Thermal power station
- Secondary fuel: Natural gas (backup)
- Site area: 135 hectares (330 acres)

Power generation
- Nameplate capacity: 50 MW
- Annual net output: 105.2 GW·h

= Alvarado I =

Solar thermal power station in Spain

Alvarado I (former La Risca project) is a large solar thermal power station in Alvarado, province of Badajoz, in Extremadura, Spain. Construction on the plant commenced in December 2007 and was completed in July 2009, when commercial operations began. Built by the Spanish company Acciona Energy, it has an installed capacity of 50 MWe and lays next to the La Florida solar thermal power station.

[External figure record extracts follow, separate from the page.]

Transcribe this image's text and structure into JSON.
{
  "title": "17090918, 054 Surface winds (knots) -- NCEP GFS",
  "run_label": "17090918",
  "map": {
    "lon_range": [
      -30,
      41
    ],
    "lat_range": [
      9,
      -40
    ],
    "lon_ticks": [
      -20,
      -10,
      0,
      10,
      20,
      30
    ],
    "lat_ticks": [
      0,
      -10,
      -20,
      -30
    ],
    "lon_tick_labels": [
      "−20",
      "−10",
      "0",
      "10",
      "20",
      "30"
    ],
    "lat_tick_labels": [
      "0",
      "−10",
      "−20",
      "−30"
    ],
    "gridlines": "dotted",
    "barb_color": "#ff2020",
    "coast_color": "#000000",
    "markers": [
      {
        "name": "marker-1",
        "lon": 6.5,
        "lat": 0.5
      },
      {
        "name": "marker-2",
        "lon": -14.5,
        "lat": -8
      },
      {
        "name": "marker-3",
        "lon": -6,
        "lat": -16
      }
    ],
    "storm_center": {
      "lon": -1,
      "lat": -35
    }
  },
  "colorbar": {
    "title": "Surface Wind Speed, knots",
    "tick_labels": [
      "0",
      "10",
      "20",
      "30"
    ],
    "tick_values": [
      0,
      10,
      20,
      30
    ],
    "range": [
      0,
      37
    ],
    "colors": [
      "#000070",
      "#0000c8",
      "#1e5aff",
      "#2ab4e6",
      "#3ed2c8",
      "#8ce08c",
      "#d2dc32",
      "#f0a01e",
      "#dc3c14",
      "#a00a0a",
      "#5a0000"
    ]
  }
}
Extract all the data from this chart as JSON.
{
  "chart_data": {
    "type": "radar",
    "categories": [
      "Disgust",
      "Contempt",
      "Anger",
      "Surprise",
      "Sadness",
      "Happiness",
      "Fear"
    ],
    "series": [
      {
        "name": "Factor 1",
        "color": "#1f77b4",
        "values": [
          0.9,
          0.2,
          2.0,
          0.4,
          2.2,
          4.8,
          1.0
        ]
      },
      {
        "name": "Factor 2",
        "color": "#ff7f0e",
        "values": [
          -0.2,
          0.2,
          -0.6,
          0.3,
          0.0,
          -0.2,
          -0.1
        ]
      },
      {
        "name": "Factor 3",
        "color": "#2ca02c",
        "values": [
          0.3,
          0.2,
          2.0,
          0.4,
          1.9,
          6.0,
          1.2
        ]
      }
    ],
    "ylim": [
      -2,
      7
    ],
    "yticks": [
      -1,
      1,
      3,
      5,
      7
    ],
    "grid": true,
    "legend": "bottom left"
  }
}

The facility is built on a 1 km2 site with a solar resource of 2,174 KWh/m^{2}/year, producing an estimated 105,200 MWh of electricity per year (an average power of 12 MW). The plant uses parabolic trough technology, and is made up of 768 solar thermal collectors, with an output temperature of 393 C, transferred with Biphenyl and Diphenyl oxide heat transfer agents.

A second 50 MWe facility, Alvarado II, is currently on the proposal stage. It is planned to be constructed in the same area as Alvarado I.